Su imaginación no tiene límite, pero tampoco es una bestia desbocada. La doma, la humilla, la moldea al servicio de aquello que él considera que debe hacerse para el placer de tu boca y de tus sentidos. No vale cualquier cosa. Aquellos châteaux que soñaba en revistas francesas que de adolescente compraba, se han corporizado en el 'Restaurante Azurmendi' de Larrabetzu, un epicentro ejemplarmente sostenible a escasos kilómetros de Bilbao. Con sus propio viñedos y txakolí, con huerta propia que surte en parte las necesidades de la cocina. Para el resto, ahí están los productores elegidos, que traen huevos frescos, maíz antiguo, cebollas rojas de Zalla, anchoas recién pescadas o guisantes de lágrima. Todo es único ya de salida, imaginemos cómo quedan en la llegada.
Ahora le han concedido el Premio Nacional de Gastronomía, cosa que no me extraña. Le felicito por ello, pero acuso al jurado de haberlo tenido demasiado fácil. Es como cuando miras la noche iluminada y dices, "la luna está llena". En su caso es igual de fácil o más, miras a Eneko Atxa y dices, "ese es el Premio Nacional de Gastronomía". Anda, pues claro. ¿Qué te creías? No podía ser de otra manera.
Cuando hicimos el documental sobre Eneko Atxa, tuvimos un gran problema a la hora de determinar el título correspondiente a la versión en castellano. Las conversaciones entre Eneko y yo habían sido en euskara y la manera en que él había definido su forma de entender la cocina, era prácticamente intraducible o, en el mejor de los casos, quedaba horrible cuando se traducía con literalidad a la lengua de Cervantes.
Eneko dijo "ahoan laztana", que en euskera suena mejor que bien, pues junta dos palabras preciosas que transmiten gozo: aho/boca y laztan/caricia. Sobre todo si se dicen con la gestualidad que utilizó Eneko cerrando los ojos y pasando los dedos a lo largo de sus labios. (Si lo deseas ver, lo tienes hacia el minuto 4’30 del documental).
Lo que él quiso transmitir a la hora de definir su cocina era la sensación de puro placer que persigue siempre, pero a ver quién es el osado que titula un documental gastronómico como Caricia en la boca. Se trataba del típico caso en el que una expresión funcionaba en una lengua y no en otra. Así que tuvimos que recurrir a una forma menos poética que, sin mentir ni alejarse demasiado, comunicara aquella sensación de gozo que Eneko nos había transmitido. Había que tomar una decisión y tras dudarlo un montón, finalmente decidimos bautizarlo como Caricias de sabor, aunque he de decir que nunca he quedado del todo satisfecho con la elección. Qué le vamos a hacer, ahora no tiene remedio y así se habrá de quedar hasta el final de los tiempos: Eneko Atxa: caricias de sabor.

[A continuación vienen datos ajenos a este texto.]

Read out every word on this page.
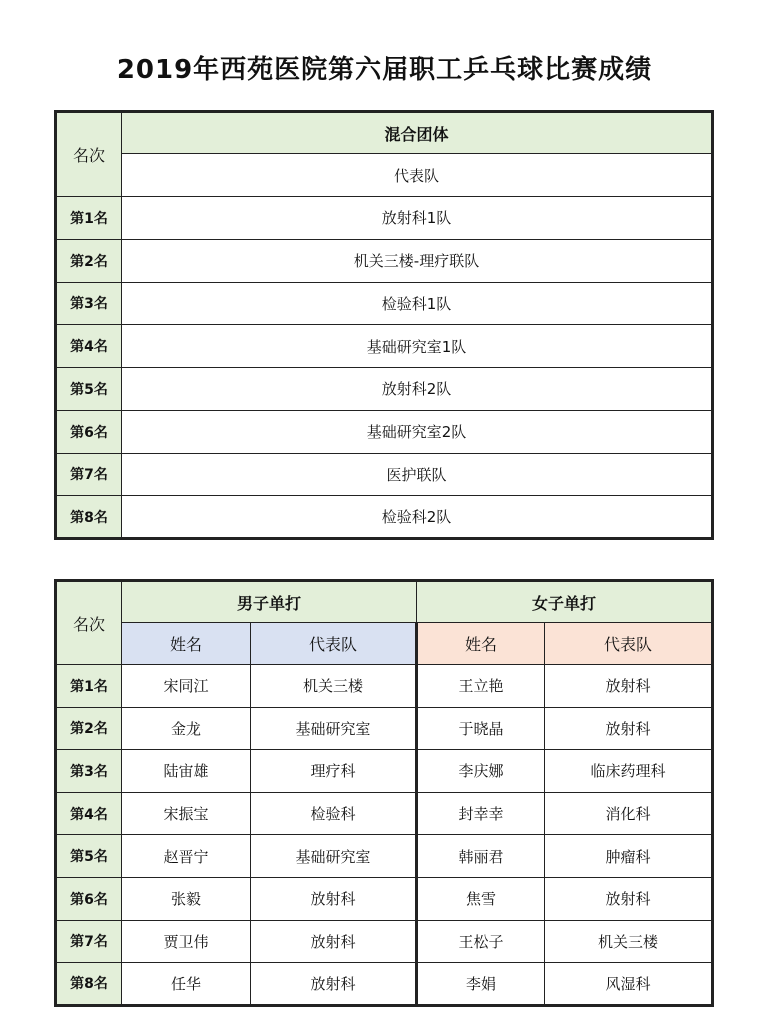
2019年西苑医院第六届职工乒乓球比赛成绩
名次	混合团体
	代表队
第1名	放射科1队
第2名	机关三楼-理疗联队
第3名	检验科1队
第4名	基础研究室1队
第5名	放射科2队
第6名	基础研究室2队
第7名	医护联队
第8名	检验科2队
名次	男子单打		女子单打	
	姓名	代表队	姓名	代表队
第1名	宋同江	机关三楼	王立艳	放射科
第2名	金龙	基础研究室	于晓晶	放射科
第3名	陆宙雄	理疗科	李庆娜	临床药理科
第4名	宋振宝	检验科	封幸幸	消化科
第5名	赵晋宁	基础研究室	韩丽君	肿瘤科
第6名	张毅	放射科	焦雪	放射科
第7名	贾卫伟	放射科	王松子	机关三楼
第8名	任华	放射科	李娟	风湿科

Sin embargo, a pesar de no acertar del todo, tampoco mentimos al incluir la palabra sabor, ya que a la hora de hablar de la cocina de Atxa, lo primero es lo primero: el sabor de todas las cosas que te sirve a la mesa. Como todo cocinero de vanguardia que se precie, claro que también él juega a ser Dios, creando aquello que antes no existía, pero es como si estuviera lastrado por una bendita maldición, condenado a respetar y realzar el sabor de los alimentos que toca, a procurar antes que nada el gozo inmenso de la boca.
Para seguir comprendiendo cómo es su cocina, añadamos los elementos necesarios para el desarrollo de su relato tan particular y enraizado: productos locales muy cuidados, interpretados con el saber del lugar. Pero no nos equivoquemos, lo que él logra es más que eso, muchísimo más. Para comprender lo que realmente en su cocina sucede, imaginémonos un crisol, uno de esos elementos magníficos que sirven para mezclar metales fundidos en los grandes hornos. Metamos en él lo hasta ahora dicho, es decir los productos y las formas de cocinar de la tierra; añadamos una fe ciega que venera el paladar y persigue obsesivamente el sabor; pongamos mucho de creatividad de la buena, de esa que exige no copiar ni repetirse; una estética exquisita; un entorno armonioso cuidado en extremo y un ejercicio de la profesión ejemplar, y ya lo tenemos. Tampoco parece tan difícil, ¿verdad?